UH Business Plan Team Wins Big at National Contest


UH Business Plan Team Wins Big at National Contest
Plan for Recycling Rare Earth Metals wins Triple Crown at National Clean Energy Competition

A student team from the University of Houston won the three top awards at the National Clean Energy Business Plan Competition in Washington, D.C., Thursday for their plan to recycle rare earth elements critical for powering cell phones, wind turbines and other clean energy technologies.

The students, all from the nationally ranked Wolff Center for Entrepreneurship at the C.T. Bauer College of Business, won the grand prize, as well as the audience investor choice award and the people’s choice award, which was decided by online votes. Houston Mayor Annise Parker tweeted her support for the team Thursday afternoon as the competition was drawing to a close.

The National Clean Energy Business Plan Competition, sponsored by the Department of Energy (DOE), featured teams from each of six regional DOE competitions. The UH team, REEcycle, won $100,000 last month in the regional Energy Department business plan competition at the California Institute of Technology.

The other teams were the Georgia Institute of Technology, Michigan State University, Ohio State University, the University of Colorado and the Massachusetts Institute of Technology.

REEcycle’s business plan is based on a technology developed by Allan Jacobson, Robert A. Welch Chair of Science and director of the Texas Center for Superconductivity at UH. They have launched a startup business in the University’s Energy Research Park.

“They’re a terrific group,” Jacobson said. “They’ve done a terrific job of putting this business plan together. Now they have some funding.”

Jacobson said he became interested in the idea of developing a way to recycle rare earth elements after reading two DOE reports on critical materials for future energy use; rare earth elements were among the critical materials mentioned, and recycling was one of the methods suggested to deal with the shortage. China controls about 97 percent of the world’s supply of rare earth elements.

Jacobson and a Ph.D. student working with him, Pradeep Samarasekere, discovered a chemical reaction that can extract rare earth elements from discarded electronic waste. The technology is used to extract the elements neodymium and dysprosium.

REEcycle team members – Casey McNeil, Cassandra Hoang, Susan Tran and Bobby Jacobs – won more than $50,000 in services from Bloomberg New Energy Finance, legal services from the Mintz Levin law firm and the National Renewable Energy Laboratory as part of the Grand Prize award. Scientific American will write about the team and the technology.

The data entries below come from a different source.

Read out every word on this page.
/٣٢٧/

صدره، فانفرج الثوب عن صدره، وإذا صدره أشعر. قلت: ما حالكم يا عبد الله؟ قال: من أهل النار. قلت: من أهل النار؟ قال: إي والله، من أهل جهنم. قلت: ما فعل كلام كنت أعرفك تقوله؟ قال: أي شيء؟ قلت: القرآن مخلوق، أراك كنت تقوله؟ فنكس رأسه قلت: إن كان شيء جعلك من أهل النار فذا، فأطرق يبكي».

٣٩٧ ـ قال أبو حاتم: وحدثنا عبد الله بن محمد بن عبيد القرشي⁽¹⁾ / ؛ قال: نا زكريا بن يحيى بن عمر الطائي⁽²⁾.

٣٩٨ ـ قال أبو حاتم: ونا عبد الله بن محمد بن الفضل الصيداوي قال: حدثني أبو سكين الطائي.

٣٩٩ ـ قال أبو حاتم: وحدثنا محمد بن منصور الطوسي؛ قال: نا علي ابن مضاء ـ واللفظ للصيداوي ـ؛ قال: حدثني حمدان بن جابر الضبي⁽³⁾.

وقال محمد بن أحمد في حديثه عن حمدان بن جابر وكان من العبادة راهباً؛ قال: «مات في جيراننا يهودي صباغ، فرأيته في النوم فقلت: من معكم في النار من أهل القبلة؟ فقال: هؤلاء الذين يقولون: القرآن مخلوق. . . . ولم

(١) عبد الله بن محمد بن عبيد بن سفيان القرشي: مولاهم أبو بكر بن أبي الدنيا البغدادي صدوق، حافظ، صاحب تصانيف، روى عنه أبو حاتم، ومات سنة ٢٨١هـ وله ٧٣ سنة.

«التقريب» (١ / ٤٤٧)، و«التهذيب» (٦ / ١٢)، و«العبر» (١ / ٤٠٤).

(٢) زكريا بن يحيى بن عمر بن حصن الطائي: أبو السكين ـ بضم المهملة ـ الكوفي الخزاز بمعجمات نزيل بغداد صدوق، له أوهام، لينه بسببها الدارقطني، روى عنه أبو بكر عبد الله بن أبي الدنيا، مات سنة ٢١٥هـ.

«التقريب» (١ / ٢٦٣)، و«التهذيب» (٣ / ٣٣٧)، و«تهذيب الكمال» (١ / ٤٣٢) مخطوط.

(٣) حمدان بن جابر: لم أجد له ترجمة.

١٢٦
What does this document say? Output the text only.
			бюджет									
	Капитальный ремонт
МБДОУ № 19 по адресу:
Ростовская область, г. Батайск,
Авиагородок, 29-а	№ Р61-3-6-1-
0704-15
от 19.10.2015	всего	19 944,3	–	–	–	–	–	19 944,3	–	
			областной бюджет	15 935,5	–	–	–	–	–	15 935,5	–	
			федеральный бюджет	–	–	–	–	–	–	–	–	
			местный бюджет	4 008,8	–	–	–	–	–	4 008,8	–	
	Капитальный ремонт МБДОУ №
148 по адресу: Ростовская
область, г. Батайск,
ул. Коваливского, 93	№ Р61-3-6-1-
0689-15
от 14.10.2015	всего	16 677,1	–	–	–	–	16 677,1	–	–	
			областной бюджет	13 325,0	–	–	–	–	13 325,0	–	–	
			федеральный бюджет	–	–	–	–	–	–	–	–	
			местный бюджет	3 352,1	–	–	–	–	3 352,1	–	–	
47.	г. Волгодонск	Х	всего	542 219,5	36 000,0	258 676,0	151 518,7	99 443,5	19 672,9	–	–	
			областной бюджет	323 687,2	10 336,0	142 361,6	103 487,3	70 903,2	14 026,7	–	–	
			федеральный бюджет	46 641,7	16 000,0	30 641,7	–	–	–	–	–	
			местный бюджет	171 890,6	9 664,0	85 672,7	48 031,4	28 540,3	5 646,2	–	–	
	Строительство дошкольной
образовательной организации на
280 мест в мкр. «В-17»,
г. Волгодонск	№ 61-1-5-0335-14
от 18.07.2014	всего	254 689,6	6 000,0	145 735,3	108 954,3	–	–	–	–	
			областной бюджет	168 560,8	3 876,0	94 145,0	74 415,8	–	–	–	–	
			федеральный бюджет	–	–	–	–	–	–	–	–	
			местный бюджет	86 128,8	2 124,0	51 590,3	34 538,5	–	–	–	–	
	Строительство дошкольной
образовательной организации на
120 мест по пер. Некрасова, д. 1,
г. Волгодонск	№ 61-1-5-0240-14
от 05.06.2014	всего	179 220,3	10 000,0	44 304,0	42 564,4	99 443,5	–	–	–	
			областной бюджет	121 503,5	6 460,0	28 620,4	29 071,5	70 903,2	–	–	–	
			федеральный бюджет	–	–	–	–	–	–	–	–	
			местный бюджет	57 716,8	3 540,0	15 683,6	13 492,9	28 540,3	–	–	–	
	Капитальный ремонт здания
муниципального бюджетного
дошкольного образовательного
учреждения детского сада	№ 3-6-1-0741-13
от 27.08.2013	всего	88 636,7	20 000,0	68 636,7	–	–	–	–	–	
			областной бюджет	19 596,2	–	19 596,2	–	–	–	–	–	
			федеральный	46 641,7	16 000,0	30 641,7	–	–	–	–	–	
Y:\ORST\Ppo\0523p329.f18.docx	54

Bauer Dean Latha Ramchand said the win capped a record-setting semester for the college’s entrepreneurship students, validating the program’s pairing of students with faculty inventors.

“It validates the work that we do in training our students to understand the business of energy and shows how prepared they are, not just within the classroom, but in venues that have real-world implications and impact," she said. "Partnering with researchers from across the university has given our students the opportunity to apply what they've learned in the Wolff Center for Entrepreneurship about commercializing technology to intellectual property that has been created right here on campus."

Second-place winners from each regional competition were invited to showcase their technologies. UH’s WAVVE team demonstrated a nanocoated water filter developed by Debora Rodrigues, assistant professor of environmental engineering.